Where Var(p) is the portfolio variance, w_i is the weight of asset i, Var(i) is the variance of asset i, and Cov(i,j) is the covariance between assets i and j.

Advantages of Theory of portfolio

The Theory of Portfolio has several advantages over traditional investing strategies. These benefits include:

• Lower Risk: By diversifying their investments across different asset classes, investors can reduce the overall risk of their portfolio.
• Higher Returns: By combining assets with different levels of risk and return, investors can maximize their expected return while minimizing their risk.
• Increased Efficiency: The mean-variance optimization principle allows investors to construct portfolios that are more efficient and have a higher expected return.

Limitations of Theory of portfolio

• Ignoring non-financial risks: The theory assumes that all investors have the same risk preferences and therefore ignores non-financial risks that could affect a portfolio’s performance.
• Ignoring market imperfections: The theory also assumes that markets are perfectly efficient, which is not always the case.
• Over-simplification: The theory is based on the assumption of mean-variance optimization, which is a relatively simple approach to portfolio management and may not be suitable for investors with more complex needs.

Other approaches related to Theory of portfolio

• Markowitz Efficient Frontier: This approach is based on the idea of mean-variance optimization and suggests that investors should focus on creating a portfolio that is on the efficient frontier, which is the curve that represents the optimal combination of expected return and risk.
• Capital Asset Pricing Model (CAPM): This approach suggests that investors should focus on the expected return of their investments when constructing a portfolio. The CAPM states that the expected return of an investment is equal to the risk-free rate of return plus a risk premium, which is a measure of the additional return an investor should expect to receive for taking on additional risk.
• Black-Litterman Model: This approach is an extension of the CAPM and suggests that investors should use their views on the expected return of different asset classes when constructing a portfolio.

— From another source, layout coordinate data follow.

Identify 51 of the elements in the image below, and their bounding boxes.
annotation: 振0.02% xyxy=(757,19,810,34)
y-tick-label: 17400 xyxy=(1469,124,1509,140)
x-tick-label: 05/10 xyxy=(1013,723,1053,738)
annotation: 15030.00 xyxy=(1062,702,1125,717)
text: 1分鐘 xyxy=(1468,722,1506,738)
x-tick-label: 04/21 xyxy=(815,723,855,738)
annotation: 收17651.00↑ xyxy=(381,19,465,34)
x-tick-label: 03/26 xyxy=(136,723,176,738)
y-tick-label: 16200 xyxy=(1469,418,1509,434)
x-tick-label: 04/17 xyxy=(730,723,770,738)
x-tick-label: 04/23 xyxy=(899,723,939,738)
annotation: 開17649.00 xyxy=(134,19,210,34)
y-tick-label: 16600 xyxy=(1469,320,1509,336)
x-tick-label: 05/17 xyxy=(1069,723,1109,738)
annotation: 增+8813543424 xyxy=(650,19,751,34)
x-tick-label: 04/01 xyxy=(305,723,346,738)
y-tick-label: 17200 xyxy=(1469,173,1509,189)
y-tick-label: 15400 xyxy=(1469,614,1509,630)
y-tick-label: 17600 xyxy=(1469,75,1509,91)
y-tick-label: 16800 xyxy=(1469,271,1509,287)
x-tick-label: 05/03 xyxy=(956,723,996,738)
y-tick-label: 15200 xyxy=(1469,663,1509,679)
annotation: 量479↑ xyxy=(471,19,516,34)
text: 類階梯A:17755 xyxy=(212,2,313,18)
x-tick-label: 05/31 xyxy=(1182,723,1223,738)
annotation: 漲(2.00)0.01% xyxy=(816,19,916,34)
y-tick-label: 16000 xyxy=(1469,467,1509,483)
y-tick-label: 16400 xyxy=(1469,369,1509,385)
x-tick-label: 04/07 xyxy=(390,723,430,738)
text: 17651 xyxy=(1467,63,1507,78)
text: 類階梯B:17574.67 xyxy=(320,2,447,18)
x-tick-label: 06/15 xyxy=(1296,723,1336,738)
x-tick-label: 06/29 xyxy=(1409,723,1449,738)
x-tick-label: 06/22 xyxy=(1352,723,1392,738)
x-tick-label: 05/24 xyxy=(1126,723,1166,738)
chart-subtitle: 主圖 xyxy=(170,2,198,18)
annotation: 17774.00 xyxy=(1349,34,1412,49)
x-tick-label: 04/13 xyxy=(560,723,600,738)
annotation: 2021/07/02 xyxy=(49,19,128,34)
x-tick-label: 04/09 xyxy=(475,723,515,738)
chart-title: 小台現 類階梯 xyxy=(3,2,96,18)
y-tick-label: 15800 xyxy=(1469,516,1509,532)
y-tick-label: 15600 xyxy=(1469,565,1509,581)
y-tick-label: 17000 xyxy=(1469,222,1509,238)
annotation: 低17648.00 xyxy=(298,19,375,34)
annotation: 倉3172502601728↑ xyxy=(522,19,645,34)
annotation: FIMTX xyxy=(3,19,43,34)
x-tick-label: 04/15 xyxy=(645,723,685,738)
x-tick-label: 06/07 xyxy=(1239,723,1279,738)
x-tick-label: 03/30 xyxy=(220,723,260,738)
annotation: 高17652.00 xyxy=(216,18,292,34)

The model takes into account the investor's views on the expected return of different asset classes, as well as the market's views, when constructing a portfolio.

References

• Constantinides, G. M., & Malliaris, A. G. (1995). Portfolio theory. Handbooks in operations research and management science, 9, 1-30.
• Sharifi, S., Crane, M., Shamaie, A., & Ruskin, H. (2004). Random matrix theory for portfolio optimization: a stability approach. Physica A: Statistical Mechanics and its Applications, 335(3-4), 629-643.